A maior bilheteria de uma cineasta mulher, com 1,44 bilhão de dólares, a maior arrecadação de 2023 e a produção de maior sucesso da história da Warner Bros. não foram suficientes para sustentar o favoritismo de Barbie no Globo de Ouro. Com nove indicações, o longa levou apenas dois prêmios em categorias que não se referem ao conteúdo, mas à forma: Maior Realização Cinematográfica e em Bilheteria, e Melhor Canção Original.

A narrativa da boneca que questiona o patriarcado foi totalmente ignorada na premiação, a não ser pelo apresentador, um desses humoristas ultrapassados que usam o estereótipo feminino para tentar arrancar risadas dos mais desavisados.

Seria essa mais uma analogia do “mundo real” que Greta Gerwig busca representar com seus personagens?

Qual mulher não se sente representada com esta premiação, por ter sido responsável por recordes de vendas, arrecadações históricas em seus trabalhos, empresas e negócios e, no momento do reconhecimento, pouco se reconhece sobre suas competências e trajetória?
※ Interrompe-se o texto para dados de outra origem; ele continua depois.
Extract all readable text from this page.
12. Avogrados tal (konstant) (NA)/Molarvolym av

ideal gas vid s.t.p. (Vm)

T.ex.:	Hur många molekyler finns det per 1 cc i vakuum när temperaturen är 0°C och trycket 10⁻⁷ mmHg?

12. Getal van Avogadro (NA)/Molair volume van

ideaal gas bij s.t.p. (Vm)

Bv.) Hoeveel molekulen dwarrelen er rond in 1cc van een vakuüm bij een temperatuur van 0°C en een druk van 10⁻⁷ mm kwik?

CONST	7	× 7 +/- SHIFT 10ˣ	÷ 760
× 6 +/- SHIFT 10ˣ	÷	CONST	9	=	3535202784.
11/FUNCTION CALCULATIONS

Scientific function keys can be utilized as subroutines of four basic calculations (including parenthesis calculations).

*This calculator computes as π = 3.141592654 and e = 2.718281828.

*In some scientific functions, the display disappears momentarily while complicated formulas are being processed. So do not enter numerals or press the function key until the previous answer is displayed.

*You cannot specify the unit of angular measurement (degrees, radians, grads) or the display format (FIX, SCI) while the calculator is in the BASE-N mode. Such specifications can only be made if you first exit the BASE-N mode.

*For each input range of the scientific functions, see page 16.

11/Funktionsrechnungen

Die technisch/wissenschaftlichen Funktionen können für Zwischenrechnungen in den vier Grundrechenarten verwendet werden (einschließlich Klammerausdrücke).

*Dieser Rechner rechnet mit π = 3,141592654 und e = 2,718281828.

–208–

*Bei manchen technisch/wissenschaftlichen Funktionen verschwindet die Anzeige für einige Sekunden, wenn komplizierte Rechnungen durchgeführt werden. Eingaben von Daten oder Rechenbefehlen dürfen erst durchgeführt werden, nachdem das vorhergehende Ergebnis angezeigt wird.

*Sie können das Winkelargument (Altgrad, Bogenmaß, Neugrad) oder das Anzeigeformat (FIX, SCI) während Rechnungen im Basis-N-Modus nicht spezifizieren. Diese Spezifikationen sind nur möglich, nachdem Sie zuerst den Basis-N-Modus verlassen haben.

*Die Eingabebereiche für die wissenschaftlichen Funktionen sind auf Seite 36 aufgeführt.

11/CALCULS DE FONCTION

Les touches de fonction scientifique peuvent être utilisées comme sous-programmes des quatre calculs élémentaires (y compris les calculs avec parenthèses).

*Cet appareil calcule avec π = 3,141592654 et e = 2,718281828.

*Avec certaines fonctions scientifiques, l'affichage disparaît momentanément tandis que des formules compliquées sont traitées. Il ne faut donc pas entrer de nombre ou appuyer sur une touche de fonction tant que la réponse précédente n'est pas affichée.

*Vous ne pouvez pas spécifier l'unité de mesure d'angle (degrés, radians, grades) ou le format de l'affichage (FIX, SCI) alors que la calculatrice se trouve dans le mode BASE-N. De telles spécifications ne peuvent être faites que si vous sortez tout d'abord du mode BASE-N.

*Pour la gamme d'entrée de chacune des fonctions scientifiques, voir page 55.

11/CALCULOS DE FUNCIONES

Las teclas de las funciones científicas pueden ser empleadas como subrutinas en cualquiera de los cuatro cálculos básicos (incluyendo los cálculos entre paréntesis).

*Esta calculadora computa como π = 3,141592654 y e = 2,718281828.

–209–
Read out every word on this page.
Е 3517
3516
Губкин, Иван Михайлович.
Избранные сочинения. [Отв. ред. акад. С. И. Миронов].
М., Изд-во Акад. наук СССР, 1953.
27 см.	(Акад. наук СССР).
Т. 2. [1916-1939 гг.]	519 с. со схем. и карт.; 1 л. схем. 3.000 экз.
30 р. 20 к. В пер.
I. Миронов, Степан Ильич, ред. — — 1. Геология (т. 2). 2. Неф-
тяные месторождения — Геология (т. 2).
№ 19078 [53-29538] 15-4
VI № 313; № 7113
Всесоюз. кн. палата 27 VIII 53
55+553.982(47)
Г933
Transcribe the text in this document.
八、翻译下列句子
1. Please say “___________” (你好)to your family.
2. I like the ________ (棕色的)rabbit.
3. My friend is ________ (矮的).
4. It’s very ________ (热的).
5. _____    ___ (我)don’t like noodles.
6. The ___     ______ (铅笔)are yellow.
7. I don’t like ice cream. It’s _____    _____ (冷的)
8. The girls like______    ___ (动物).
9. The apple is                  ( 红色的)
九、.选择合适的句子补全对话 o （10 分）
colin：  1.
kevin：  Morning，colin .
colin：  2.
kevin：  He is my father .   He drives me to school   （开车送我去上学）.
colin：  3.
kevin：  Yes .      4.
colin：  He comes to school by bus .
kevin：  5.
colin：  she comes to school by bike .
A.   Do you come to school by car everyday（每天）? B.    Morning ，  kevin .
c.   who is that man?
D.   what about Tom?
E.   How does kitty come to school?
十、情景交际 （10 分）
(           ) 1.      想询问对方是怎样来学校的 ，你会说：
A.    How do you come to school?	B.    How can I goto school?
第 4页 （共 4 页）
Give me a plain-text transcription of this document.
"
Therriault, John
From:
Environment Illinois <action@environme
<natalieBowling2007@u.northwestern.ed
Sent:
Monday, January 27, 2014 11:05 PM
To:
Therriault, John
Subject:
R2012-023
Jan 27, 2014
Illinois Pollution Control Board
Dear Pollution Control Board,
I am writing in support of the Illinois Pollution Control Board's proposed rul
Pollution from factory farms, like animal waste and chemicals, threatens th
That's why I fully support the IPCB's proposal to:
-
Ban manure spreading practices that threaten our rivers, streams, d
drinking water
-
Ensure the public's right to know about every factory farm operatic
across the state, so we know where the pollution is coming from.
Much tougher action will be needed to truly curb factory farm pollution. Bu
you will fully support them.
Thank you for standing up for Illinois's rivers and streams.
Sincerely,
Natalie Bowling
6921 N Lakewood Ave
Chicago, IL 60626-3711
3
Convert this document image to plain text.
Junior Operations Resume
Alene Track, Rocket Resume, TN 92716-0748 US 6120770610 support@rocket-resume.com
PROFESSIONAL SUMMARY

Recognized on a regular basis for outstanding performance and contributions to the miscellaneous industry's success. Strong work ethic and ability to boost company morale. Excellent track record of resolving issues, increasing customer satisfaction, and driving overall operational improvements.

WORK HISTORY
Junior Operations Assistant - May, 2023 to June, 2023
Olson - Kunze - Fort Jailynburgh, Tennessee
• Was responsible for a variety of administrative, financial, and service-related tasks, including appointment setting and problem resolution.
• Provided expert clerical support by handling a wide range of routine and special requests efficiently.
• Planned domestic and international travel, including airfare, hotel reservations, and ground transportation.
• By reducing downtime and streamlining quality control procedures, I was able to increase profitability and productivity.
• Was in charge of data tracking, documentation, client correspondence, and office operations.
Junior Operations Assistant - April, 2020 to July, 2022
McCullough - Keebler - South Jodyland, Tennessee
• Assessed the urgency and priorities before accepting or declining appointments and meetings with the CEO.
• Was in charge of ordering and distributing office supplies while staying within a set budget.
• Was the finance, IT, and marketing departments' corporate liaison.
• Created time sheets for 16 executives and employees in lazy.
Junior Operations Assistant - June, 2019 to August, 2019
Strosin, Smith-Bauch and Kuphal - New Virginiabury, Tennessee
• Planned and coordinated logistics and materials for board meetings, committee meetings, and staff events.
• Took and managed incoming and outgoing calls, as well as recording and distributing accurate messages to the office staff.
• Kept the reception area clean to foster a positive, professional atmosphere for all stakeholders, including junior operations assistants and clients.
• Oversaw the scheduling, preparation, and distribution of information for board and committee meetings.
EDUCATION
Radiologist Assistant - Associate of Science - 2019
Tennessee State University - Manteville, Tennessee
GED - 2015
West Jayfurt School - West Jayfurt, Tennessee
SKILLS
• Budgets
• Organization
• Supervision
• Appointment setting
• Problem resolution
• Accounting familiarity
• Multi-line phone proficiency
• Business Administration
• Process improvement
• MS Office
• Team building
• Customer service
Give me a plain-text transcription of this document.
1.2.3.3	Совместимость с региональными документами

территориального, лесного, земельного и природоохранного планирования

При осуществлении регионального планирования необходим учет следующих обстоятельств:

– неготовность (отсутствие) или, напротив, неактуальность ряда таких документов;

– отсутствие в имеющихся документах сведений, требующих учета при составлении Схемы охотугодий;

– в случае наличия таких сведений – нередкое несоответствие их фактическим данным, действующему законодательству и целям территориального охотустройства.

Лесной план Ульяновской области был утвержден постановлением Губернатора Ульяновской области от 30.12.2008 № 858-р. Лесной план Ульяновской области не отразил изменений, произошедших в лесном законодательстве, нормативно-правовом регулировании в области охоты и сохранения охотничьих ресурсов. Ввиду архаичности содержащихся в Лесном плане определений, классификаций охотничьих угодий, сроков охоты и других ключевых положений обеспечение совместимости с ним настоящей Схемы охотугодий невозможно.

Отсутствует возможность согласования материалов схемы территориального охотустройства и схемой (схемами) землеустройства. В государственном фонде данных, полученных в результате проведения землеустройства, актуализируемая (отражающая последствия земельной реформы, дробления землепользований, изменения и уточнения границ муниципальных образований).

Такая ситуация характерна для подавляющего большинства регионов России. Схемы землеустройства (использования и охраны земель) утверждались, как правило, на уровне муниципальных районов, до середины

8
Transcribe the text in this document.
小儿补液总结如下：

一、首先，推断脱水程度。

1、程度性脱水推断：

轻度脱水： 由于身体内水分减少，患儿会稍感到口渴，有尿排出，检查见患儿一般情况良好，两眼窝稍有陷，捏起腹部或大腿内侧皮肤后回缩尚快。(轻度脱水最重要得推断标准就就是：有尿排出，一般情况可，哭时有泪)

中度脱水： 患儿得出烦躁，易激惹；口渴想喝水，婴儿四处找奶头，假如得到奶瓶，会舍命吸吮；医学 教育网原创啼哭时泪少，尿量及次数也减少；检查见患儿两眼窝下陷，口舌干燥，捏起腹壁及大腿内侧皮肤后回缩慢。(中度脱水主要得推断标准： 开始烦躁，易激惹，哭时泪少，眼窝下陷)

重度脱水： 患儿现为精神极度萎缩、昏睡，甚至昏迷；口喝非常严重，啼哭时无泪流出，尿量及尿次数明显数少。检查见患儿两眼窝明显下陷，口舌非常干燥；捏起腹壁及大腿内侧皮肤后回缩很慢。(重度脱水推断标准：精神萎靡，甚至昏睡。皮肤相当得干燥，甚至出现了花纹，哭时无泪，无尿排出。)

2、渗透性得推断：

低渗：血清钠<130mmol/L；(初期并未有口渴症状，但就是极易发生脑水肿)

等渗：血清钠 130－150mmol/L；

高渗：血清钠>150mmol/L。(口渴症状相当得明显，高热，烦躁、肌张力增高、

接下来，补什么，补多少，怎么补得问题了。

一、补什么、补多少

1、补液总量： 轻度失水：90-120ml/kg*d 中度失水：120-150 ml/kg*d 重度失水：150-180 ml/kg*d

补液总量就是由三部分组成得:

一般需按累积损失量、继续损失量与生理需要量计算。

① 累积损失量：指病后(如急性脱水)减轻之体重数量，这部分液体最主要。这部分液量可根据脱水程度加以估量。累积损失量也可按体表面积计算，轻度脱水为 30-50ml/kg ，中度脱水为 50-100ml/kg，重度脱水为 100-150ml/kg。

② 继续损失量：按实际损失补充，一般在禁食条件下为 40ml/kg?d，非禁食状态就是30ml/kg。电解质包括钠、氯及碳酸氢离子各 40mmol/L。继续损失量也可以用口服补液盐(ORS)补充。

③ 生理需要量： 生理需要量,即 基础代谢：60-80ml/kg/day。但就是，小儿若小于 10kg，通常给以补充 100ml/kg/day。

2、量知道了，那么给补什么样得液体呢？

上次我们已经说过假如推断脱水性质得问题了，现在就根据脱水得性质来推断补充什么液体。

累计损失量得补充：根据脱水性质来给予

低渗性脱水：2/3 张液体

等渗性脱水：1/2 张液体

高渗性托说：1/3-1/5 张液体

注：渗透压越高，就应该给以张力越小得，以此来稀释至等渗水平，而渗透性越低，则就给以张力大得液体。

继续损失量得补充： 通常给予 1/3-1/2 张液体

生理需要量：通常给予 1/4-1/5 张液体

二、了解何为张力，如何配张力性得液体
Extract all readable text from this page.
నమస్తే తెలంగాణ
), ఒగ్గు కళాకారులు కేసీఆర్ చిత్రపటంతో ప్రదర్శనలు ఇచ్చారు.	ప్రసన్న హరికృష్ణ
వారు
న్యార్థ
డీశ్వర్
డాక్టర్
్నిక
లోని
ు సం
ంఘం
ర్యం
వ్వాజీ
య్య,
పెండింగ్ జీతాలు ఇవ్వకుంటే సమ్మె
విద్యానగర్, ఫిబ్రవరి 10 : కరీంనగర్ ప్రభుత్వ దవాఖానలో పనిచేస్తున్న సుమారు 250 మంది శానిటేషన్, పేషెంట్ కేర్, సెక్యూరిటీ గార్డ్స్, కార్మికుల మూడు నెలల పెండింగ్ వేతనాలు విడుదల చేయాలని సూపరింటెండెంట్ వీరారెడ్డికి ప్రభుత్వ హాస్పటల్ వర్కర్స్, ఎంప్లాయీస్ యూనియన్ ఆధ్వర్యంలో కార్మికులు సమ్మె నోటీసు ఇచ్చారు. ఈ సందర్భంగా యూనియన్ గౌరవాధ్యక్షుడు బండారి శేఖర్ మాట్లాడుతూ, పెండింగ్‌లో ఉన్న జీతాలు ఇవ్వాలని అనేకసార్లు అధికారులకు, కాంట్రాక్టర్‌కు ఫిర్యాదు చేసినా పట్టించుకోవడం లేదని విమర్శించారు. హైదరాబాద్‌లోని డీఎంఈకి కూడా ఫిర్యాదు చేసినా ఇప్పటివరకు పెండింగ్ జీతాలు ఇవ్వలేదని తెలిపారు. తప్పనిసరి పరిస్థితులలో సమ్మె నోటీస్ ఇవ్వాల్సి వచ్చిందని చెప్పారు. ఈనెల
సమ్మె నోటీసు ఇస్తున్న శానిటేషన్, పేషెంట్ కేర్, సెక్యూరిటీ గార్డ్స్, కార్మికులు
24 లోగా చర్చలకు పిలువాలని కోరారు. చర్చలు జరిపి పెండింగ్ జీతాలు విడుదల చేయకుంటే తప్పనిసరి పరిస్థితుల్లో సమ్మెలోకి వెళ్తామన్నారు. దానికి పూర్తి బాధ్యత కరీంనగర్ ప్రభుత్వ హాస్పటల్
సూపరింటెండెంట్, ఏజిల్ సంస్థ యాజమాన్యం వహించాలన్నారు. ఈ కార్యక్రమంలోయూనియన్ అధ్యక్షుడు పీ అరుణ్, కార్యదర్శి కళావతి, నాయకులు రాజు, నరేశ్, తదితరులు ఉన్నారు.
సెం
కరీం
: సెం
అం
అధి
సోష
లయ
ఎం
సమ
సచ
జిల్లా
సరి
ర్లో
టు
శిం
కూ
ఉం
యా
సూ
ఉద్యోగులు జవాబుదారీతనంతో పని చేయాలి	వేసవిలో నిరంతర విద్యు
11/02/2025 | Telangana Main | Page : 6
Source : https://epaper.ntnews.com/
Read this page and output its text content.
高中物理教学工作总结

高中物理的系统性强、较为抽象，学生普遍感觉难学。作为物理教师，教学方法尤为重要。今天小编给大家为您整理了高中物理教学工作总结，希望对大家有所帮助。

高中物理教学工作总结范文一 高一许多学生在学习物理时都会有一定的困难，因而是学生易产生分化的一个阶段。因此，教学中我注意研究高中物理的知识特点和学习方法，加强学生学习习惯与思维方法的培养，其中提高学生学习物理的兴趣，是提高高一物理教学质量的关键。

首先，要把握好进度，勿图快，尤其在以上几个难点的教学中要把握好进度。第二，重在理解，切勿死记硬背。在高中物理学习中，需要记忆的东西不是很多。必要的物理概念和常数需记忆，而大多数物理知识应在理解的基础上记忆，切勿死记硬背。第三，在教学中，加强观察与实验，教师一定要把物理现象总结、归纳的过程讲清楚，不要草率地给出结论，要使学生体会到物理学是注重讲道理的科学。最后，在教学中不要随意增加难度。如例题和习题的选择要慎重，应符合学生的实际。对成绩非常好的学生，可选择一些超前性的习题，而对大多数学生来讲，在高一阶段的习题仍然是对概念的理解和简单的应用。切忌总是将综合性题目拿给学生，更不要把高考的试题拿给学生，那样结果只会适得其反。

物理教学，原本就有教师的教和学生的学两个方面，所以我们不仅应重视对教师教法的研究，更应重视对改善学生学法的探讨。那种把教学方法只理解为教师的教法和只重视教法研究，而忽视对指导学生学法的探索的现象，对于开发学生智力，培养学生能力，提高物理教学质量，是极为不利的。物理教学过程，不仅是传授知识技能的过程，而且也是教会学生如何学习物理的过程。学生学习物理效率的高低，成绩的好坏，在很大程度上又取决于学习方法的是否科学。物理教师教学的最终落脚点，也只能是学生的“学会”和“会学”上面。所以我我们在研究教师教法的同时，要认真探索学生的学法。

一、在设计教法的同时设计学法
Ainda que Barbie tenha levado um “bônus corporativo” como lembrança pelo feito.

O filme, que já foi assistido por mais de 1,5 milhão de pessoas, além de rememorar a infância de muitas de nós, leva o tema “você pode ser o que você quiser” para um roteiro que mescla o mundo rosa da fantasia da boneca mais conhecida do mundo com a realidade do machismo e patriarcado. Mesmo com o conceito sobre estereótipos sendo estressado a todo momento, houve uma certa divisão entre “lovers and haters” daqueles que voltaram ao cinema por conta deste feito histórico de bilheterias.

Confesso que saí do filme em dúvida sobre o efeito que o roteiro havia provocado em mim e questionando se deveria mesmo ter levado meus filhos. Não sou favorável à leitura do feminismo “meninas X meninos”; pelo contrário, penso que essa é a visão mais equivocada que possa existir de um movimento de estruturas sociais complexas e que busca trabalhar a equidade com a inclusão feminina em diversas camadas.

Fato é que o filme consegue vender um feminismo embalado para presente, numa caixa em rosa, com fita de cetim e glitter. Para quem não tem o fundamental básico sobre o tema, funciona como um “microlearning”, apesar de não se aprofundar em conceitos essenciais.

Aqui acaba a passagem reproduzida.